La peur de la vie ne se tra­duit jamais par la joie, elle abou­tit à la tris­tesse et à la mélan­co­lie. Le pes­si­misme conduit à l’inaction.

La vie com­porte le risque. Elle est un chan­ge­ment conti­nuel, et le risque se pré­sente à chaque chan­ge­ment. Les opti­mistes vont dans le sens de la vie — avec le pro­grès. Il serait aus­si fou de vou­loir arrê­ter l’ef­fort humain, effort conscient ou incons­cient, vers le mieux-être, que d’i­ma­gi­ner quelque puis­sance qui pût modi­fier le cours des astres. Ne pas s’op­po­ser au pro­grès, mais res­ter neutre ou indif­fé­rent dans la lutte, c’est per­mettre à des ves­tiges du pas­sé de per­sis­ter concur­rem­ment avec de nou­velles formes de sen­si­bi­li­té, c’est être res­pon­sable du retard de la nou­velle adap­ta­tion sociale et aug­men­ter ain­si la somme de dou­leur qui grève l’humanité.
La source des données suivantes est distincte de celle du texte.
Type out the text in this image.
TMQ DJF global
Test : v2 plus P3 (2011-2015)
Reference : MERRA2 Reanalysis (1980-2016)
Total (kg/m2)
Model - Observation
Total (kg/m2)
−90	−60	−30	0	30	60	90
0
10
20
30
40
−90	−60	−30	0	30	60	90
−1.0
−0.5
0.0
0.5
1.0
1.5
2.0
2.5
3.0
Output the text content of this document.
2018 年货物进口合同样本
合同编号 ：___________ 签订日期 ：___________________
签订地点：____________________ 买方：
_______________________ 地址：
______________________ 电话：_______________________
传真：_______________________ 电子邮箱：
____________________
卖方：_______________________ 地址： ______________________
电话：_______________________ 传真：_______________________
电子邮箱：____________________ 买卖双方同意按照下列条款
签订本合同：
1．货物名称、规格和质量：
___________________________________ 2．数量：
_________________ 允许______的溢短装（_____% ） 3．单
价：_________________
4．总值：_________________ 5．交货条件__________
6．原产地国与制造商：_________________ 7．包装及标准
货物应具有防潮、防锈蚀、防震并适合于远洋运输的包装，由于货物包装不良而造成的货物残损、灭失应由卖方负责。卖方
Certes, il y aura tou­jours des pes­si­mistes, c’est-à-dire des débiles, et c’est ain­si qu’on peut inter­pré­ter la parole du Christ : « Il y aura tou­jours des pauvres par­mi vous ». Mais qu’ils se confinent dans leur égoïsme ou dans leur mélan­co­lie et qu’ils ne décou­ragent pas les autres.